JD Wetherspoon will axe jobs up to 450 jobs at its airport pubs after trading plummeted and the pub chain swung into the red.
The pub group sunk to a £105m pre-tax loss after sales declined by almost a third to £1.26bn for the year to July 26. The loss before exceptional items came in at £34.1m.
Shares fell more than 13pc to 830p and have more than halved since the start of the year.
Wetherspoon said it had started a consultation process to reduce staff numbers at its pubs in airports by up to 450 , where sales are generally much lower and where a high percentage are still closed. It has already cut 108 jobs from its head office.
Tim Martin, the company's chairman, hit out at the Government's "erratic" handling of the pandemic, while praising the soft-touch approach adopted by Sweden.
He also said it was unfair that pubs have been treated harsher than supermarkets during the crisis, and called for "tax equality" among supermarkets, pubs and restaurants.
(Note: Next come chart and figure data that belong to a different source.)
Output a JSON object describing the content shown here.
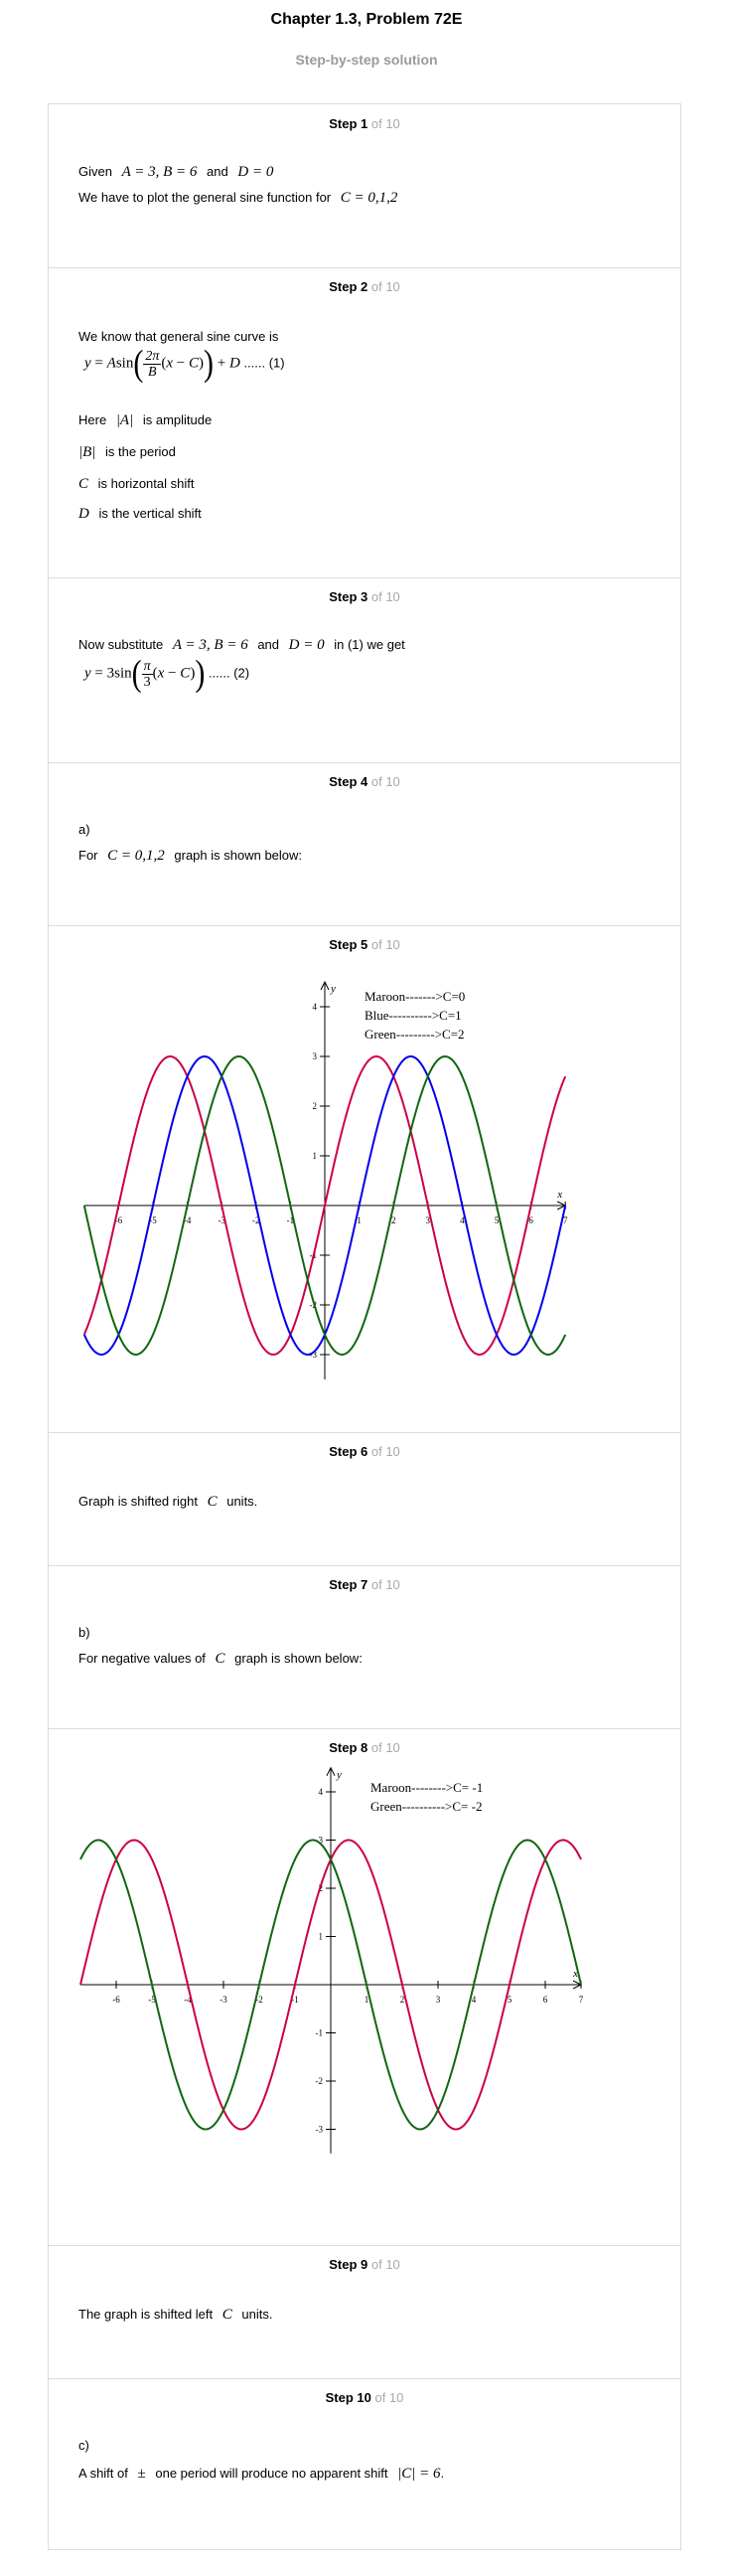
{
  "header": {
    "title": "Chapter 1.3, Problem 72E",
    "subtitle": "Step-by-step solution"
  },
  "of_label": "of 10",
  "steps": [
    {
      "number": "Step 1",
      "given": "Given",
      "given_vals": "A = 3, B = 6",
      "and": "and",
      "d_val": "D = 0",
      "plot_text": "We have to plot the general sine function for",
      "c_vals": "C = 0,1,2"
    },
    {
      "number": "Step 2",
      "intro": "We know that general sine curve is",
      "eq_label": "...... (1)",
      "here": "Here",
      "abs_a": "|A|",
      "amp": "is amplitude",
      "abs_b": "|B|",
      "period": "is the period",
      "c": "C",
      "hshift": "is horizontal shift",
      "d": "D",
      "vshift": "is the vertical shift"
    },
    {
      "number": "Step 3",
      "sub_text": "Now substitute",
      "sub_vals": "A = 3, B = 6",
      "and": "and",
      "d_val": "D = 0",
      "tail": "in (1) we get",
      "eq_label": "...... (2)"
    },
    {
      "number": "Step 4",
      "part": "a)",
      "for": "For",
      "c_vals": "C = 0,1,2",
      "graph_text": "graph is shown below:"
    },
    {
      "number": "Step 5"
    },
    {
      "number": "Step 6",
      "text_a": "Graph is shifted right",
      "c": "C",
      "text_b": "units."
    },
    {
      "number": "Step 7",
      "part": "b)",
      "text_a": "For negative values of",
      "c": "C",
      "text_b": "graph is shown below:"
    },
    {
      "number": "Step 8"
    },
    {
      "number": "Step 9",
      "text_a": "The graph is shifted left",
      "c": "C",
      "text_b": "units."
    },
    {
      "number": "Step 10",
      "part": "c)",
      "text_a": "A shift of",
      "pm": "±",
      "text_b": "one period will produce no apparent shift",
      "abs_c": "|C| = 6",
      "dot": "."
    }
  ],
  "chart_data": [
    {
      "type": "line",
      "function": "y = 3 sin((π/3)(x − C))",
      "xlabel": "x",
      "ylabel": "y",
      "xlim": [
        -7,
        7
      ],
      "ylim": [
        -3.5,
        4.5
      ],
      "x_ticks": [
        -6,
        -5,
        -4,
        -3,
        -2,
        -1,
        1,
        2,
        3,
        4,
        5,
        6,
        7
      ],
      "y_ticks": [
        -3,
        -2,
        -1,
        1,
        2,
        3,
        4
      ],
      "legend": [
        "Maroon------->C=0",
        "Blue---------->C=1",
        "Green--------->C=2"
      ],
      "series": [
        {
          "name": "C=0",
          "C": 0,
          "color": "#cc0044"
        },
        {
          "name": "C=1",
          "C": 1,
          "color": "#0000ee"
        },
        {
          "name": "C=2",
          "C": 2,
          "color": "#116611"
        }
      ]
    },
    {
      "type": "line",
      "function": "y = 3 sin((π/3)(x − C))",
      "xlabel": "x",
      "ylabel": "y",
      "xlim": [
        -7,
        7
      ],
      "ylim": [
        -3.5,
        4.5
      ],
      "x_ticks": [
        -6,
        -5,
        -4,
        -3,
        -2,
        -1,
        1,
        2,
        3,
        4,
        5,
        6,
        7
      ],
      "y_ticks": [
        -3,
        -2,
        -1,
        1,
        2,
        3,
        4
      ],
      "legend": [
        "Maroon-------->C= -1",
        "Green---------->C= -2"
      ],
      "series": [
        {
          "name": "C= -1",
          "C": -1,
          "color": "#cc0044"
        },
        {
          "name": "C= -2",
          "C": -2,
          "color": "#116611"
        }
      ]
    }
  ]
}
Mr Martin said: "In marked contrast to the consistency of the comparatively successful Swedish approach, which emphasises social distancing, hygiene and trust in the people, the erratic UK government is jumping from pillar to post and is both tightening and tinkering with regulations, so we are now in quasi-lockdown which is producing visibly worse outcomes than those in Sweden, in respect of both health and the economy.
"Risk cannot be eliminated completely in pubs, but sensible social distancing and hygiene policies, combined with continued assistance and co-operation from the authorities, should minimise it."
Like-for-like sales in the 11 weeks since July 26 were 15pc below last year, with strong sales during August followed by a marked slowdown since tighter restrictions on the hospitality industry came into force, including the introduction of a 10pm curfew.
The 10pm curfew and introduction of "table service only" have been particularly damaging for trade, the firm said.
As a result, management said: "The outlook for pubs over the remainder of the current financial year is even more unpredictable than hitherto."
Analysts at Jefferies said: "[Wetherspoon's] strong position within the UK pub sector – consumer traction and well-located, now largely freehold estate – should allow [Wetherspoon] to return to former profitability fast. However, the national narrative around lockdowns highlights short-term uncertainty."